Predictors of Benzodiazepine Re-Prescription Among U.S. Veterans with a
History of Chronic Benzodiazepine Use
Objective: Given difficulty in discontinuing prescribed
benzodiazepines and potential harms to people from chronic
benzodiazepine use, it is important to understand medical and mental
health conditions associated with re-prescription. This study sought to
estimate benzodiazepine re-prescription incidence rates among Veterans
in the United States Veterans Health Administration (VHA) and identify
predictors of re-prescription among Veterans who discontinued
benzodiazepines. Methods: This longitudinal study used VHA
administrative data from patients’ electronic health records in Fiscal
Year 2019. Patients with chronic (>30 days) benzodiazepine
prescriptions who were not prescribed benzodiazepines continuously for
the entire year were identified based on pharmacy records (n=151,777).
We used Kaplan-Meier methods and a Cox proportional hazards model to
estimate benzodiazepine re-prescription incidence rates.
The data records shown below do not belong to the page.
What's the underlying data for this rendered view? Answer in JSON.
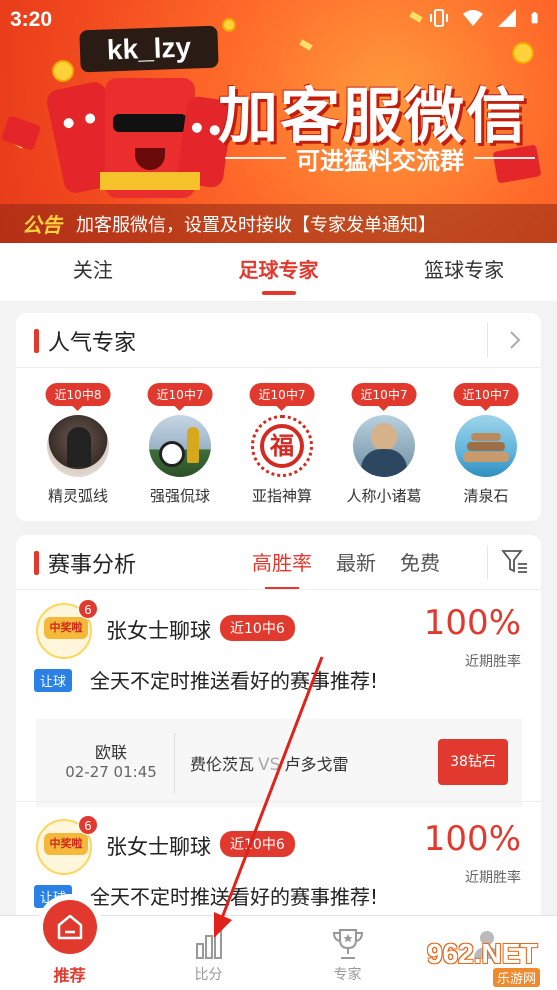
{
  "status_bar": {
    "time": "3:20"
  },
  "banner": {
    "badge": "kk_lzy",
    "title": "加客服微信",
    "subtitle": "可进猛料交流群",
    "notice_tag": "公告",
    "notice_text": "加客服微信，设置及时接收【专家发单通知】"
  },
  "tabs": [
    {
      "label": "关注"
    },
    {
      "label": "足球专家"
    },
    {
      "label": "篮球专家"
    }
  ],
  "experts_section": {
    "title": "人气专家",
    "more_icon": "chevron-right-icon",
    "experts": [
      {
        "badge": "近10中8",
        "name": "精灵弧线"
      },
      {
        "badge": "近10中7",
        "name": "强强侃球"
      },
      {
        "badge": "近10中7",
        "name": "亚指神算"
      },
      {
        "badge": "近10中7",
        "name": "人称小诸葛"
      },
      {
        "badge": "近10中7",
        "name": "清泉石"
      }
    ]
  },
  "analysis_section": {
    "title": "赛事分析",
    "filters": [
      {
        "label": "高胜率"
      },
      {
        "label": "最新"
      },
      {
        "label": "免费"
      }
    ],
    "filter_icon": "filter-icon",
    "posts": [
      {
        "avatar_text": "中奖啦",
        "count": "6",
        "name": "张女士聊球",
        "streak": "近10中6",
        "rate": "100%",
        "rate_label": "近期胜率",
        "tag": "让球",
        "desc": "全天不定时推送看好的赛事推荐!",
        "match": {
          "league": "欧联",
          "time": "02-27 01:45",
          "home": "费伦茨瓦",
          "vs": "VS",
          "away": "卢多戈雷",
          "price": "38钻石"
        }
      },
      {
        "avatar_text": "中奖啦",
        "count": "6",
        "name": "张女士聊球",
        "streak": "近10中6",
        "rate": "100%",
        "rate_label": "近期胜率",
        "tag": "让球",
        "desc": "全天不定时推送看好的赛事推荐!"
      }
    ]
  },
  "bottom_nav": [
    {
      "label": "推荐",
      "icon": "home-icon"
    },
    {
      "label": "比分",
      "icon": "bar-chart-icon"
    },
    {
      "label": "专家",
      "icon": "trophy-icon"
    },
    {
      "label": "",
      "icon": "profile-icon"
    }
  ],
  "watermark": {
    "big": "962.NET",
    "small": "乐游网"
  },
  "colors": {
    "accent": "#e2392e",
    "tag_blue": "#2b80e6",
    "banner": "#f24a1f"
  }
}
Unadjusted and
adjusted hazard ratios were used to examine demographic and clinical
characteristics as predictors of benzodiazepine re-prescription.
Results: Among 151,777 patients who did not refill a
benzodiazepine prescription for ≥30 days, 50% were re-prescribed
benzodiazepines within 2.5 months. Benzodiazepine re-prescription was
associated with mental health conditions (e.g., anxiety, PTSD). Patients
were less likely to be re-prescribed benzodiazepines if they had a
history of an alcohol or drug use disorder, neurological disorder other
than paralysis, chronic heart failure, dementia, and hospice care.
Conclusions: The short gap between benzodiazepine prescriptions
ending and being re-prescribed suggests patients have difficulty
discontinuing prescribed benzodiazepines. More investigations are needed
on the medical necessity of chronic benzodiazepines and strategies for
increasing guideline concordant care.